Provavelmente, muitos de nós ao pensarmos na palavra ruminação, associamos esta a determinados conceitos - acto ou efeito de ruminar, remoer, etc. Mas também lhe atribuímos alguns conceitos morais, tais como, teimosia, insistência nas mesmas coisas ou pensamentos, etc. Mas provavelmente, muitos de nós não associará a palavra ruminação à depressão, além de partilharem o mesmo ditongo. Contudo, nós sabemos que a depressão está entre os resultados clínicos mais significativos nos adultos autistas, com prevalência ao longo da vida nesta população quase quatro vezes maior que a população em geral. Nas pessoas autistas, a depressão tem sido associada a uma qualidade inferior de vida, dias de trabalho perdidos, aumento da sobrecarga do cuidador, autolesão, e suicídio.
Ruminar envolve pensamentos perseverativos que giram em torno de uma emoção ou situação negativa. Como um processo não intencional e involuntário, a ruminação costuma ser de longa duração e pode consumir recursos cognitivos. A ruminação tem sido mais fortemente ligada à vulnerabilidade e manutenção da depressão. Muitas pessoas autistas têm a tendência de se concentrar intensamente e excessivamente numa coisa, uma característica conhecida como perseveração. Além de que algumas pessoas autistas também apresentam dificuldade com o controle inibitório.

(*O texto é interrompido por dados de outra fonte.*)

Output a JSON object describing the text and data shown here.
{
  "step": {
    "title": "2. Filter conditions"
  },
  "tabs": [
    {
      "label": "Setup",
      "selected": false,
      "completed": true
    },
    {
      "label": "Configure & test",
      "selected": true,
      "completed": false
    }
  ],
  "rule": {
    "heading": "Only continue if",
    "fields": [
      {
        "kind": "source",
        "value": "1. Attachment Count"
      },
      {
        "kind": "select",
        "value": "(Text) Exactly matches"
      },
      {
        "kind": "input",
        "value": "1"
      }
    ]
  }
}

A ruminação é um tipo de pensamento repetitivo que se parece focar na angústia, sem fazer esforços activos para resolver o problema. Este tipo de passivo cognição repetitiva foi mostrada prospectivamente prever depressão, ansiedade, e outros resultados negativos para a saúde na população em geral. O pensamento perseverativo na população em geral, parece prever a depressão, independentemente do nível da gravidade dos traços autistas. Ou seja, os traços autistas não moderam a relação entre a ruminação e depressão. E aqueles com mais traços autistas tendem a reportar níveis mais elevados de ruminação e perseveração. E a ruminação parece ser encontra de forma parcial mediar a relação entre traços autistas elevados e sintomas depressivos. E isso parece sugerir que o pensamento repetitivo está associado à depressão em pessoas neurotipicas. Mas as pessoas autistas parecem ter uma maior probabilidade de demonstrar este mesmo padrão cognitivo.
No comportamento de ruminação, aquilo que mais frequentemente observamos parece ser, um pensamento repetido sobre a falta de motivação, preocupações sobre não ser capaz de se concentrar no futuro, analisar a personalidade para entender por que alguém está deprimido e perguntarem-se por que não são capazes de lidar com o stress.
Os Modelos cognitivos de depressão postulam que o processamento auto referencial com viés negativo desempenha um papel crítico na manutenção da depressão. E a ruminação depressiva é a forma perseverativa desse viés cognitivo, que envolve um foco repetitivo nos sintomas depressivos de uma pessoa e nas implicações desses sintomas. E tem sido demonstrado que esta ruminação depressiva contribui significativamente para a gravidade, duração e probabilidade de recaída dos sintomas depressivos em várias formas de depressão.
Os adultos autistas são substancialmente mais propensos a desenvolver depressão do que indivíduos na população em geral, e pesquisas recentes indicaram que certas diferenças nos estilos de pensamento associados ao autismo podem desempenhar um papel nessa associação.